In case anyone needed a reminder, here is an infographic from last November, compiled by our friends at Benchmark Mineral Intelligence clearly visualizing China’s dominance of the battery supply chain.
The Biden Administration has, in recent weeks, stepped up its friend-shoring initiatives to bolster U.S. supply chains, with recent trade deliberations having yielded a free trade Critical Minerals agreement with Tokyo and a likely similar accord between the U.S. and EU. U.S.-Canadian critical minerals cooperation has also seen a boost.
Embedded into a comprehensive “All of the Above” strategy, these friend-shoring initiatives can play an important role in strengthening critical mineral supply chains. And yet there are mounting concerns that the Biden Administration, in spite of verbal affirmations of wanting to responsibly expand domestic resource development and processing, continues to cater to the “not-in-my-backyard” sentiment, which still runs strong in discussions on resource development.

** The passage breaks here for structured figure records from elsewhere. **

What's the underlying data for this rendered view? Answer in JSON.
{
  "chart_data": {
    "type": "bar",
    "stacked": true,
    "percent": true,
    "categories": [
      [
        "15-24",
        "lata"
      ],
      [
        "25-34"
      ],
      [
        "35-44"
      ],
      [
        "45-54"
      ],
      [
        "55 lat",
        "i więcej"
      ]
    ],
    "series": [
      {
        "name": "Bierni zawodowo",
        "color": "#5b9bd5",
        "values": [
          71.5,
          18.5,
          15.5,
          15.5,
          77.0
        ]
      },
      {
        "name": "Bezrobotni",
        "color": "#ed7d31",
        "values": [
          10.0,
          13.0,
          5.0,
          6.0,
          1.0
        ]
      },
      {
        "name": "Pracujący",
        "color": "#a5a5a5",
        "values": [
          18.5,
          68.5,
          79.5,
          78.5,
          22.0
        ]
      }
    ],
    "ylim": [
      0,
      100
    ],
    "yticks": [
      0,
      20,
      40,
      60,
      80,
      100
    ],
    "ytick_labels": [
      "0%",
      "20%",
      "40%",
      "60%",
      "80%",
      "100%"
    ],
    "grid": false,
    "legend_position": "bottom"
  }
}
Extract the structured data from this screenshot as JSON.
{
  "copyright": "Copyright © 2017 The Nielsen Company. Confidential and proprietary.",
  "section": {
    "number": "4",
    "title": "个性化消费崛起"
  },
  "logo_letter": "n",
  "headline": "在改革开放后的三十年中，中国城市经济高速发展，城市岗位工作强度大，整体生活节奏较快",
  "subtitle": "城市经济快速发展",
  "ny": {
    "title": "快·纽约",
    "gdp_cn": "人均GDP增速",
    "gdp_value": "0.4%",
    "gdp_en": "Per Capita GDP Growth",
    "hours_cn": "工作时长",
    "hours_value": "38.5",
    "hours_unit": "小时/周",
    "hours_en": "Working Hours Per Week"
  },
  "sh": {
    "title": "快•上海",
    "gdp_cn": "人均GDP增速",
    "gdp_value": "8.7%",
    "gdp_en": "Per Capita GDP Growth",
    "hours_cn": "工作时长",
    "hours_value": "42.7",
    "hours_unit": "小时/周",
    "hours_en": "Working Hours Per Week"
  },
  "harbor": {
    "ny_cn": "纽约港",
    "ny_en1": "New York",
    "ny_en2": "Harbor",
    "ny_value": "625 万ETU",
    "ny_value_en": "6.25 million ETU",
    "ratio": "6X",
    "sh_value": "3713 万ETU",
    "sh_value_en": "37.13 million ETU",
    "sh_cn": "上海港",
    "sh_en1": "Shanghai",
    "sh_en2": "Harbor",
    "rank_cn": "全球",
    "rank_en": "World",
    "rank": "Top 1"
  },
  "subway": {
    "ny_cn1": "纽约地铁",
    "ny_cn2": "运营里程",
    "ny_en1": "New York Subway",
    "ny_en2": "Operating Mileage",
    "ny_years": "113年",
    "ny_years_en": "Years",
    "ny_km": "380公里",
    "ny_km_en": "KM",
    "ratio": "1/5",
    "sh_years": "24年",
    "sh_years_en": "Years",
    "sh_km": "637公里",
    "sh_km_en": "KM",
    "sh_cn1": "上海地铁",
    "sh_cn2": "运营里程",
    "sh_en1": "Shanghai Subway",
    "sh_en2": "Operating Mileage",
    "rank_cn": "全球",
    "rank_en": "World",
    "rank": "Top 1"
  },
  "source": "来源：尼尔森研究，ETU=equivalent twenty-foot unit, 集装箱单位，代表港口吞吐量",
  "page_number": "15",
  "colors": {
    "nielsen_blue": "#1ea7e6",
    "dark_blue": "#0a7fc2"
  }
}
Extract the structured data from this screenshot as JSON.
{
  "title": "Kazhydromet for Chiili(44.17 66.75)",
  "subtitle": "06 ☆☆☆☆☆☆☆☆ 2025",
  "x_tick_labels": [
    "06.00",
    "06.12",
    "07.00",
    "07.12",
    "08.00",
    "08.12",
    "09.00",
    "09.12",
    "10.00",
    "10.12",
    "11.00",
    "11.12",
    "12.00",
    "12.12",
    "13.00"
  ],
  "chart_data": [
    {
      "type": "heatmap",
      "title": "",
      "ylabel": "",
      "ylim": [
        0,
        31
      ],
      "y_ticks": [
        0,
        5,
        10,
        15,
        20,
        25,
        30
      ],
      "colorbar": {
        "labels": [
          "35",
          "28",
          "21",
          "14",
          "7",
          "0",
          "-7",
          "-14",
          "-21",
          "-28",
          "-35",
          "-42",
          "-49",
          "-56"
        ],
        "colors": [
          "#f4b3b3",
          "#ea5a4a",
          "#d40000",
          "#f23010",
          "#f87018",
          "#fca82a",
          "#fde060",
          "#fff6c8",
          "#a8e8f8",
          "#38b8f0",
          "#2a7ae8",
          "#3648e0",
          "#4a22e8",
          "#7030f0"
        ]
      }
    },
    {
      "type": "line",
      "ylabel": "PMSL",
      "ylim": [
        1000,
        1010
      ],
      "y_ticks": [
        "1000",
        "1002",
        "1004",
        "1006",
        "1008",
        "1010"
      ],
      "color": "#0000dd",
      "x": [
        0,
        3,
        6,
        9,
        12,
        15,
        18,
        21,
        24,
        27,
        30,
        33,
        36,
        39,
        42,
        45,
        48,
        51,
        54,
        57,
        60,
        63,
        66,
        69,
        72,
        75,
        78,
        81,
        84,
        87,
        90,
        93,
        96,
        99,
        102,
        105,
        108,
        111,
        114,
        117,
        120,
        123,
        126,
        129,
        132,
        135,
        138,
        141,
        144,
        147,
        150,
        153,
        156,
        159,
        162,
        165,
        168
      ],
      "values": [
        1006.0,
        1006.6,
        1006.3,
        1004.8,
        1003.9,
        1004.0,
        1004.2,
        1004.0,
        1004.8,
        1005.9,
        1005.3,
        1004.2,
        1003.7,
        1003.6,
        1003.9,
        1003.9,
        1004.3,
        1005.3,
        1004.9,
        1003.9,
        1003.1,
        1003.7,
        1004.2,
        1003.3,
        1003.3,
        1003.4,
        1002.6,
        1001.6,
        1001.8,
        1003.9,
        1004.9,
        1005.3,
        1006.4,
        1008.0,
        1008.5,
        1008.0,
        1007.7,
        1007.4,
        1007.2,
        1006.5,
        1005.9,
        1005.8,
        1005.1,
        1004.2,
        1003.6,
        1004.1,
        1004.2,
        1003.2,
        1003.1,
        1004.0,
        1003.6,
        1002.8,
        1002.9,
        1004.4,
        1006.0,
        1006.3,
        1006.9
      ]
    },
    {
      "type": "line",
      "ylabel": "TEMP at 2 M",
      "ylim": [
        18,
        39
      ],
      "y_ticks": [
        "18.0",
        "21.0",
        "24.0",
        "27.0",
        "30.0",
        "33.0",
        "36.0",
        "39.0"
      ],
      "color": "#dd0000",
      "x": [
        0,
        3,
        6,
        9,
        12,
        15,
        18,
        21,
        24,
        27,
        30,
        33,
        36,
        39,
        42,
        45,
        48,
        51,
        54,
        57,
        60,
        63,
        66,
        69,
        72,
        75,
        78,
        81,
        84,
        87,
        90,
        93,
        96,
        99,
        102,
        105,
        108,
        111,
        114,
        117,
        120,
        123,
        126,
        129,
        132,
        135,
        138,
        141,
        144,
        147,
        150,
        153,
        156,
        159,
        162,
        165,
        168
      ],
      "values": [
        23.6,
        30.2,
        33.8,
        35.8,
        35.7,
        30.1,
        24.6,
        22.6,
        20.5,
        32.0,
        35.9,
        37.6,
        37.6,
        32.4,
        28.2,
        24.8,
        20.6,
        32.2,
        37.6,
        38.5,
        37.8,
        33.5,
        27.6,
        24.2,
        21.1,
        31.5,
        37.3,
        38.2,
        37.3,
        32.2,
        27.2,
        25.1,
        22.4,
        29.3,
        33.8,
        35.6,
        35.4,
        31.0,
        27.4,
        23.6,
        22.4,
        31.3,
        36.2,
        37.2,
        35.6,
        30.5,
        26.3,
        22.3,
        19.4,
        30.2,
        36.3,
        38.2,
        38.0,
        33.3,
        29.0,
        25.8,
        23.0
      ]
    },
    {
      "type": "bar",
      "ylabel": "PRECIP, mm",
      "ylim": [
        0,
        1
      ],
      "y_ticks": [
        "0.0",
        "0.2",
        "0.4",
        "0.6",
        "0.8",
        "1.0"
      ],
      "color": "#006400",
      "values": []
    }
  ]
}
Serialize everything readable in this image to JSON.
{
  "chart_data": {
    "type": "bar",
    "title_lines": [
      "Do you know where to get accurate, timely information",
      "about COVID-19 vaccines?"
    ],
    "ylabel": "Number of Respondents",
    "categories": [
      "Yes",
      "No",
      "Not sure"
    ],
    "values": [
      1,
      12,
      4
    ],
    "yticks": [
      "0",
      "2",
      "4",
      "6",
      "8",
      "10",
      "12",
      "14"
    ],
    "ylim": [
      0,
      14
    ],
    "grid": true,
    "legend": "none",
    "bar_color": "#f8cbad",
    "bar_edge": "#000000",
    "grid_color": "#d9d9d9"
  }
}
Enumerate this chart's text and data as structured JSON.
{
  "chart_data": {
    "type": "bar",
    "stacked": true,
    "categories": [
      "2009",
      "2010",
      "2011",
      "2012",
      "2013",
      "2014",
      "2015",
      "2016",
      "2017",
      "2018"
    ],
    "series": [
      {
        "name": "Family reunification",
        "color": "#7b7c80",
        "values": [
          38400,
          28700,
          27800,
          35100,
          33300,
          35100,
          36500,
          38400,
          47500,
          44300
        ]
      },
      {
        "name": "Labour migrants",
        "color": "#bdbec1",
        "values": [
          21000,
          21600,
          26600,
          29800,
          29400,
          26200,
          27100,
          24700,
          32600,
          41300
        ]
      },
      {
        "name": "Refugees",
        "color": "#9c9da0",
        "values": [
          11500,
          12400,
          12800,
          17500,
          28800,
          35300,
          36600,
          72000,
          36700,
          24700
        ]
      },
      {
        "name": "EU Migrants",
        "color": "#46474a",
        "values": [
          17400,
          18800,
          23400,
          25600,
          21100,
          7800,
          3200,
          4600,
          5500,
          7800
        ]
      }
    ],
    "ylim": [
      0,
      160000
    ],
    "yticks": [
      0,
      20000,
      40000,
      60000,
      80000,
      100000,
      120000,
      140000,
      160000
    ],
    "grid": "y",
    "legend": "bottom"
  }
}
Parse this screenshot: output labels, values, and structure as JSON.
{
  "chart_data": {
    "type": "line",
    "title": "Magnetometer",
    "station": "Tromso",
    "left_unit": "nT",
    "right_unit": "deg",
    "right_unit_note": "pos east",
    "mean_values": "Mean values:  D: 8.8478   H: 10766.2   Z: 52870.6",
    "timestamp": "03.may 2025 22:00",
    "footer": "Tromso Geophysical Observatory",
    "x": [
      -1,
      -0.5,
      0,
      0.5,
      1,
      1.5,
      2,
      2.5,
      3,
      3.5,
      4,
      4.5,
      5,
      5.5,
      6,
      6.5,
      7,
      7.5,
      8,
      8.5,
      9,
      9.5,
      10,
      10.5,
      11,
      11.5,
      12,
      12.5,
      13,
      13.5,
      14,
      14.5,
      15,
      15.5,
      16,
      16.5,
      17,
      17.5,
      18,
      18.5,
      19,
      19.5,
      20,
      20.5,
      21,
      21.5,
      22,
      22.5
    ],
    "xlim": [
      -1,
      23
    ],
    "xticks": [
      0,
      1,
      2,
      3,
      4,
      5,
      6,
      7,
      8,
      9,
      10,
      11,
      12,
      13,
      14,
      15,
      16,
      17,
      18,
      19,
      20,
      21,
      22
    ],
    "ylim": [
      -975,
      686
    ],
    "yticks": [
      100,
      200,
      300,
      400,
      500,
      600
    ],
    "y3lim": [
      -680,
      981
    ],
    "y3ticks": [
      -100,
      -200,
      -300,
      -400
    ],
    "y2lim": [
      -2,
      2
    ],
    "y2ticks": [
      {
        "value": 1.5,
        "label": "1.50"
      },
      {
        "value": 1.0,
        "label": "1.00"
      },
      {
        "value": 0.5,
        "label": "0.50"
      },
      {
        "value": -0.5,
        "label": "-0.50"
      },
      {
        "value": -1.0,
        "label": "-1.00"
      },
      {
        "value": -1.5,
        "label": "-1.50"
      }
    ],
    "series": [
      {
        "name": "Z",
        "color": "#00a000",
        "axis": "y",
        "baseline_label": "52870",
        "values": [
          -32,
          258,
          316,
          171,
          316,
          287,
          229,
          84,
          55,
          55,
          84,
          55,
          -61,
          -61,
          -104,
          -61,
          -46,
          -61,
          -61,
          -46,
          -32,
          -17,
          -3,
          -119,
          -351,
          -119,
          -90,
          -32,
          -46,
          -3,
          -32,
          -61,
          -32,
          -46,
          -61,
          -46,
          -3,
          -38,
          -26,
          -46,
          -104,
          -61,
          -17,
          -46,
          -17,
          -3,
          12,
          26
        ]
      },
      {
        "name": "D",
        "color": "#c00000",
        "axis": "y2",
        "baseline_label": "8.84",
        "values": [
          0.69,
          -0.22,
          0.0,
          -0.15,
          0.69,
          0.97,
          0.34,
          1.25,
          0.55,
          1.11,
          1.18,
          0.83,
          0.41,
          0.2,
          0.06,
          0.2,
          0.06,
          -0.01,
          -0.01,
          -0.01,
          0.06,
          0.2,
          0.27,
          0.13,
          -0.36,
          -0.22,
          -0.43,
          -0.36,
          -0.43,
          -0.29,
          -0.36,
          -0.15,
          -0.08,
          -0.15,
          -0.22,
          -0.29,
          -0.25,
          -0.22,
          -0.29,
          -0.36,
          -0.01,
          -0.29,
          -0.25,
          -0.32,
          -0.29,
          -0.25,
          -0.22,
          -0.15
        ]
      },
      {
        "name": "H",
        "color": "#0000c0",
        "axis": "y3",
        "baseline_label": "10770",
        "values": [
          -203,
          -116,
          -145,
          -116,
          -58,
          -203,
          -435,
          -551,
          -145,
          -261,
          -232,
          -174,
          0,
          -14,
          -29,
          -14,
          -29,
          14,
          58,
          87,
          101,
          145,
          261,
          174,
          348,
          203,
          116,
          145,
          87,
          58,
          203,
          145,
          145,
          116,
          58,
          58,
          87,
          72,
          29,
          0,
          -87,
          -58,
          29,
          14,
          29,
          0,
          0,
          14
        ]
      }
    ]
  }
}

This brings us back to the “inherent irony” or “paradox of the green revolution” Reuters columnist Andy Home has invoked in several instances when covering critical mineral resource supply chains for the very materials underpinning the green energy transition — the paradox that “public opinion is firmly in favour of decarbonisation but not the mines and smelters needed to get there.”
It’s not that there is a lack of promising domestic resource development projects, especially for the Battery Criticals — lithium, cobalt, graphite, nickel, and manganese.
ARPN recently looked at each of these materials, now deemed under President Biden’s DPA determination to be “essential to the national defense,” and the U.S.-based projects working to urgently needed new supply into production. [See our discussions linked here: Lithium, Cobalt, Graphite, Nickel, Manganese]
And let’s not forget copper, which has increasingly been recognized – most recently by the EU — as a critical raw material in light of its key role in the green energy transition, and for which a push to have the metal added to the U.S. Government Critical Minerals List is currently underway.
As ARPN has previously pointed out, lofty goals of net carbon neutrality – and that includes the just released proposed EPA emission standards – will not be achievable if we don’t embrace a push to secure critical mineral supply chains from “soup to nuts” to borrow a term used by Energy Secretary Jennifer Granholm.
After all, as we’ve noted often at ARPN, the first word in supply chain is… supply.